What cancer screening tests should women have?


Amongst the most important things that you can do for your health is to go to regular checkups and get preventive screening tests. These can identify health problems early, when treatment is more successful.


Breast examinations and mammograms:

From the age of 20 onwards, women should perform the self-breast exam at least once a month. Regular self examination will help you understand what is normal. Symptoms such as swelling, mass, dimpling of skin, and discharge from the nipple, should be immediately reported to your health professional. Breast exams by the health professional should be done from the age of 20 at least every three years until the age of 40, and annually after that. Mammograms should be done once every one or two years starting at the age of 40. The mammogram produces images of the inner tissue of the breast to help find out cysts and tumors.


Pelvic exam and the Pap smear test:

From the age of 18, or when sexual activity begins, this examination should be done once a year. The Pap smear is a simple test requiring the health professional to take a small swab to gently scrape the inner cervix and later look for abnormal cells.
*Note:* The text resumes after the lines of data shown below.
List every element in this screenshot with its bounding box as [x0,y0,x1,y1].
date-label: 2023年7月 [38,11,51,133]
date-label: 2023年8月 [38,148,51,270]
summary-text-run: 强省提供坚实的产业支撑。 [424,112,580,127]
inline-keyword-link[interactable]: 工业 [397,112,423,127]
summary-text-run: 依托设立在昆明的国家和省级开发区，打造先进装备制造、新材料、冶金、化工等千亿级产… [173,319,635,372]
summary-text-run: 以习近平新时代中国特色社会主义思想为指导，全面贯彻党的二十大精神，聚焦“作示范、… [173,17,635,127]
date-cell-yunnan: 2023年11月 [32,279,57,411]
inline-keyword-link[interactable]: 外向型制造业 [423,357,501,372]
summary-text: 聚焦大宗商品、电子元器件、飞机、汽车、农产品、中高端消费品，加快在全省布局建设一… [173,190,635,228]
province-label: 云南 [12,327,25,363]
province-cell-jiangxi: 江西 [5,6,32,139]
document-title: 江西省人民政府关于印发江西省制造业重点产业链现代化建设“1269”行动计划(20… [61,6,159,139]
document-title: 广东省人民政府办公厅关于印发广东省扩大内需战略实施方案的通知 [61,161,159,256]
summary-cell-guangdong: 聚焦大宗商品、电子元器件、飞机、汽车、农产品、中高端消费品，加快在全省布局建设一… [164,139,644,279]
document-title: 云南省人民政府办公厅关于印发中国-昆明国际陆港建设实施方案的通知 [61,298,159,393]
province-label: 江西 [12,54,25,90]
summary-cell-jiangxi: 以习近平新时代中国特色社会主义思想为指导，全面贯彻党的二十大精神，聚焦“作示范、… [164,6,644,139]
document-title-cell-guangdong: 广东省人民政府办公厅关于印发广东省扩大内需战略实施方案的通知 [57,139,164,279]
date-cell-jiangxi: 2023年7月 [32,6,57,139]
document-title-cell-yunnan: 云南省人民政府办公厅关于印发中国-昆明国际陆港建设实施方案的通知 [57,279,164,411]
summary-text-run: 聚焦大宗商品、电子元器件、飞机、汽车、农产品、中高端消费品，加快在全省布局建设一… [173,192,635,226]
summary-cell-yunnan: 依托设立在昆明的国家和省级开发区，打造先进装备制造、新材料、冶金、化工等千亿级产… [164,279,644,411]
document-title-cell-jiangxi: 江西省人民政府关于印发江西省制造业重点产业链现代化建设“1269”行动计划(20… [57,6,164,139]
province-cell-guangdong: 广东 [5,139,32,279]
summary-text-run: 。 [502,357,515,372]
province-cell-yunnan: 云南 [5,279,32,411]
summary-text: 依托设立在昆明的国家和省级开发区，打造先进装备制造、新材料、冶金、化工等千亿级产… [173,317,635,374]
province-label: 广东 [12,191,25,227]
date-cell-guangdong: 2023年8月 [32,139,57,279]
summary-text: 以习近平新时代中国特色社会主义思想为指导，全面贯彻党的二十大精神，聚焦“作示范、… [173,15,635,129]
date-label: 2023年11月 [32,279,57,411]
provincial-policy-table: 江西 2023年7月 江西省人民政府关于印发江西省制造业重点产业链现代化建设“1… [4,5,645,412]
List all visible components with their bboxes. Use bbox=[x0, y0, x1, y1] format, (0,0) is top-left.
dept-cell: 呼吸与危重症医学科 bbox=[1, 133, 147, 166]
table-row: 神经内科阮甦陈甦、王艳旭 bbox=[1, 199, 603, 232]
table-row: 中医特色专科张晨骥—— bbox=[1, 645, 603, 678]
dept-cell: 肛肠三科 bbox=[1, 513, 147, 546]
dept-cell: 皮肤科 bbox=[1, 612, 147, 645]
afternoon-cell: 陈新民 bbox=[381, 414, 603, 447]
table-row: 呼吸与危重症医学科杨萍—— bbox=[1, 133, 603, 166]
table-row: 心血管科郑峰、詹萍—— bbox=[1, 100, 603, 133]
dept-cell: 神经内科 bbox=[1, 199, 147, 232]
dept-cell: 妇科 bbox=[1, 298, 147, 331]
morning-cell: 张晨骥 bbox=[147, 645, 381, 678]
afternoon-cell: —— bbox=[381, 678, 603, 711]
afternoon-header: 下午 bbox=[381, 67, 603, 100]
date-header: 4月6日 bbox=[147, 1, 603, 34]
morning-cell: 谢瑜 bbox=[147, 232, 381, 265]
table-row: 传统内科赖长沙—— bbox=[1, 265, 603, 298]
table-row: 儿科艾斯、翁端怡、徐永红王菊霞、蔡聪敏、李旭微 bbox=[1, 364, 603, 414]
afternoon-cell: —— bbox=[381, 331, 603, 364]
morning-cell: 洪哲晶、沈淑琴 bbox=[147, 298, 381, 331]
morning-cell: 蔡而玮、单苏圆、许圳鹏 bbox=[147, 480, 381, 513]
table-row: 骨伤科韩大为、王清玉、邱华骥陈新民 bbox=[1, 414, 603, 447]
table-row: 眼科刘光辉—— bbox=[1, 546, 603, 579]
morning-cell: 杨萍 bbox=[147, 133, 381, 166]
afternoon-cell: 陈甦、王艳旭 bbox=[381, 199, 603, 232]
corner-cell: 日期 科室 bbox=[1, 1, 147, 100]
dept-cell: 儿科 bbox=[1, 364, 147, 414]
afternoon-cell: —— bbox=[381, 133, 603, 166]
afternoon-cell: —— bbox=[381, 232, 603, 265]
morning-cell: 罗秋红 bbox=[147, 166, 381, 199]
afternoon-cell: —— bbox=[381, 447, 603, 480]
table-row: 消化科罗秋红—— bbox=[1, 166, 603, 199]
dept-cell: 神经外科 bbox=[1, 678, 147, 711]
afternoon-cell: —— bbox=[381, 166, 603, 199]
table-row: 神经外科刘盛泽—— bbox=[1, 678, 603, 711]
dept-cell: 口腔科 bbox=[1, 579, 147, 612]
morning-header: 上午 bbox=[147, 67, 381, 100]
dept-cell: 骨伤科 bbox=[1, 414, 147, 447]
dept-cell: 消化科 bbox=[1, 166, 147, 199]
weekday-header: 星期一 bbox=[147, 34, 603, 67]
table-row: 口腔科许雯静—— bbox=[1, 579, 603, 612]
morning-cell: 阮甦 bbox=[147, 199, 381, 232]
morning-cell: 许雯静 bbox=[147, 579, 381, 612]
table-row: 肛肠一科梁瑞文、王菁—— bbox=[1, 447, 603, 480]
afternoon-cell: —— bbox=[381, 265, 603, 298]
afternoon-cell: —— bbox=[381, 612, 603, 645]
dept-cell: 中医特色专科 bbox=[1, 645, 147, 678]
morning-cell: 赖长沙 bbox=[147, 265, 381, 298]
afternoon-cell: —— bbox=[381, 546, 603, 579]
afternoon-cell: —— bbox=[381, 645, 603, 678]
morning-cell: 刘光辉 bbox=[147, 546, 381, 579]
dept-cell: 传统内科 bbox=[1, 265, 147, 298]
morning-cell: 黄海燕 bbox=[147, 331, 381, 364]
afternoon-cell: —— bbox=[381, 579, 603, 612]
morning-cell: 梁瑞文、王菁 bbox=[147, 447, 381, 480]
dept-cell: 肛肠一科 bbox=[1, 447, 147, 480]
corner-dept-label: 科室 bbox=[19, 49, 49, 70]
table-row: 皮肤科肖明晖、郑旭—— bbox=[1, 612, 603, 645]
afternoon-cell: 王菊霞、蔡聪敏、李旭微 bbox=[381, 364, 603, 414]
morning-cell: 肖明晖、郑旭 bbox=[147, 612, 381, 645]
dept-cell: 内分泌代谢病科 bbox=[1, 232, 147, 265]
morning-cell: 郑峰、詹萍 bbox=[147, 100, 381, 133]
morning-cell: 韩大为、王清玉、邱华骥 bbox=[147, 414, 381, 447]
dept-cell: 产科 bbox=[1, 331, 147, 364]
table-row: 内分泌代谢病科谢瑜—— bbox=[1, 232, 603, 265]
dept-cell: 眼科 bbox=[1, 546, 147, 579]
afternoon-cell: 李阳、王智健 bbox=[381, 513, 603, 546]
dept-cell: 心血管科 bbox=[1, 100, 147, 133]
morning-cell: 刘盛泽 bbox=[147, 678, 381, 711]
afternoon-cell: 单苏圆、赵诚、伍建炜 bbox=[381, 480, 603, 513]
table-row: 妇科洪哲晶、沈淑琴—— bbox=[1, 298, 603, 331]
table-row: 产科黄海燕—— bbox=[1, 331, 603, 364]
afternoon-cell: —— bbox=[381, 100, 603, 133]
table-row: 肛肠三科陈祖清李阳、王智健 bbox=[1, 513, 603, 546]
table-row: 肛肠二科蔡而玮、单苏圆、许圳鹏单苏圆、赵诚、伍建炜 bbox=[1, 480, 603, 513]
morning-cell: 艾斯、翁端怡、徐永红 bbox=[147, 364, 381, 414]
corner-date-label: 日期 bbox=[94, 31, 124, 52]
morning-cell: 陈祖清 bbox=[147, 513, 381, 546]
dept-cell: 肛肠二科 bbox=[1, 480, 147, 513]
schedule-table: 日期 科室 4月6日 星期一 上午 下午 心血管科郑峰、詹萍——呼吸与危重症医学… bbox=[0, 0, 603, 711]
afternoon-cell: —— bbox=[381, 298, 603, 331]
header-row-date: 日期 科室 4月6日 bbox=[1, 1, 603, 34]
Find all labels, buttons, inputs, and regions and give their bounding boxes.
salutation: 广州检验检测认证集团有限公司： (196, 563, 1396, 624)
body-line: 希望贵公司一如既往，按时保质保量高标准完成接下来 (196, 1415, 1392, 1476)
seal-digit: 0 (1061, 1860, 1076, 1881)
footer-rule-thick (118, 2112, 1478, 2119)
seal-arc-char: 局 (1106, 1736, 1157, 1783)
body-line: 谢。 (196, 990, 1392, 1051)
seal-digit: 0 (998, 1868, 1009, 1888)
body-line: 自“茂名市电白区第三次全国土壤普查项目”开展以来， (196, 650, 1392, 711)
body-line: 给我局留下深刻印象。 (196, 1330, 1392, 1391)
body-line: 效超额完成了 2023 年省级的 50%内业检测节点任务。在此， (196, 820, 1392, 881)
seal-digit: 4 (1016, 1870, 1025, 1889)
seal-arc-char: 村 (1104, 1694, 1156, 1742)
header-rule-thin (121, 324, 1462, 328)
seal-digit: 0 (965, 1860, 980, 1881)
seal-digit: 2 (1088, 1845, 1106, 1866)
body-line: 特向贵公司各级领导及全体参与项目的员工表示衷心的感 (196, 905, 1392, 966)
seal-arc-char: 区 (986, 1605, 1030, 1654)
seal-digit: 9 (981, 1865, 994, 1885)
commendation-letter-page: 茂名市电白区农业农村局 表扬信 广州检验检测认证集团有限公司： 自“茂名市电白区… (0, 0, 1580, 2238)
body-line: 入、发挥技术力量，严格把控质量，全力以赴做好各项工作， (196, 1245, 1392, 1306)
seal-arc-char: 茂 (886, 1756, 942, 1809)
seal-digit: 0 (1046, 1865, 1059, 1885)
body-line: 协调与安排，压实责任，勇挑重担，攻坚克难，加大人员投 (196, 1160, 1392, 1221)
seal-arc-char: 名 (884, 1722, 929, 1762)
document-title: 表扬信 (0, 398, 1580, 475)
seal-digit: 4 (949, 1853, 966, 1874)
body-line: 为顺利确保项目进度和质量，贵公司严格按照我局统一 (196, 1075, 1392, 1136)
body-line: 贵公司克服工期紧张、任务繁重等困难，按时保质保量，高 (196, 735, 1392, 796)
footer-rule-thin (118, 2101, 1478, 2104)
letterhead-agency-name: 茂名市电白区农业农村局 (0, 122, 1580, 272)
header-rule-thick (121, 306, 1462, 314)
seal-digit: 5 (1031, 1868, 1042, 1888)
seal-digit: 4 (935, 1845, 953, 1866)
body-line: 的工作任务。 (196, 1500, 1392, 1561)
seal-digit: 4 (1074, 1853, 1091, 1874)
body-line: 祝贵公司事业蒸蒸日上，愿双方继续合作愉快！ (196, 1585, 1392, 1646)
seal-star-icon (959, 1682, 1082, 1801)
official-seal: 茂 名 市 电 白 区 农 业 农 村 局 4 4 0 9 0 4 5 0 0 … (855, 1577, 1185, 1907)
During a pelvic exam, the health professional looks for any abnormality, internally or externally.


Blood cholesterol and blood pressure tests:

Testing for blood cholesterol should start at the age of 20 and be done every five years or so. This is to see if you have high blood cholesterol, which can lead to heart disease. A fasting lipoprotein test is the most accurate and it measures HDL (good cholesterol) and LDL cholesterol and triglyceride levels (bad cholesterol). A quick blood pressure measurement should be done for women at the age of 20 and older. It only takes a few minutes but can catch one of the biggest risk factors for heart disease -- high blood pressure.



Checking blood glucose levels is one of the ways to diagnose diabetes. This should start at the age of 45, and then be repeated every three years. Early diagnosis of diabetes can help your health professional set out your treatment guidelines before complications such as eye diseases, kidney diseases etc associated with diabetes set in.


Eye and ear health:

At 40, women should have a baseline test done and then this can be repeated every two years. This should be yearly after the age of 65. It is important to catch disorders such as glaucoma, retinopathy and cataracts when there are more treatment options available. Hearing tests should start at the age of 18 and be done every 10 years and every two years after the age of 50.


Bone mineral density exam:

These measurements find out low bond density, which can cause fractures and could be a sign of osteoporosis. These tests are best for women over the age of 40 who have had a fracture and all women above the age of 65. Women at risk should be tested earlier.


Sexually transmitted disease (STD) screening:

This is for all women who are sexually active. Many of these are symptomless and so testing for them becomes vital. STDs like gonorrhea, syphilis, genital herpes, and HIV can be diagnosed by STD screenings. These are often performed during the annual gynecologic exam.


Colon cancer screening:

This should be done once a year after the age of 50. If there is a family history, the testing for this should be done at a younger age. The fecal occult blood test checks for blood stool to see if there is a problem. Every five years, women above 50 should have a flexible sigmoidoscopy, a procedure that uses a thin flexible lighted tube to examine the rectum and lower colon.Early detection is the best defense. The two people most interested in your health usually include yourself and your health professional. Don’t be afraid to ask questions, ask for examples, ask for further clarification if you don’t understand what is being said and ask for more guidelines.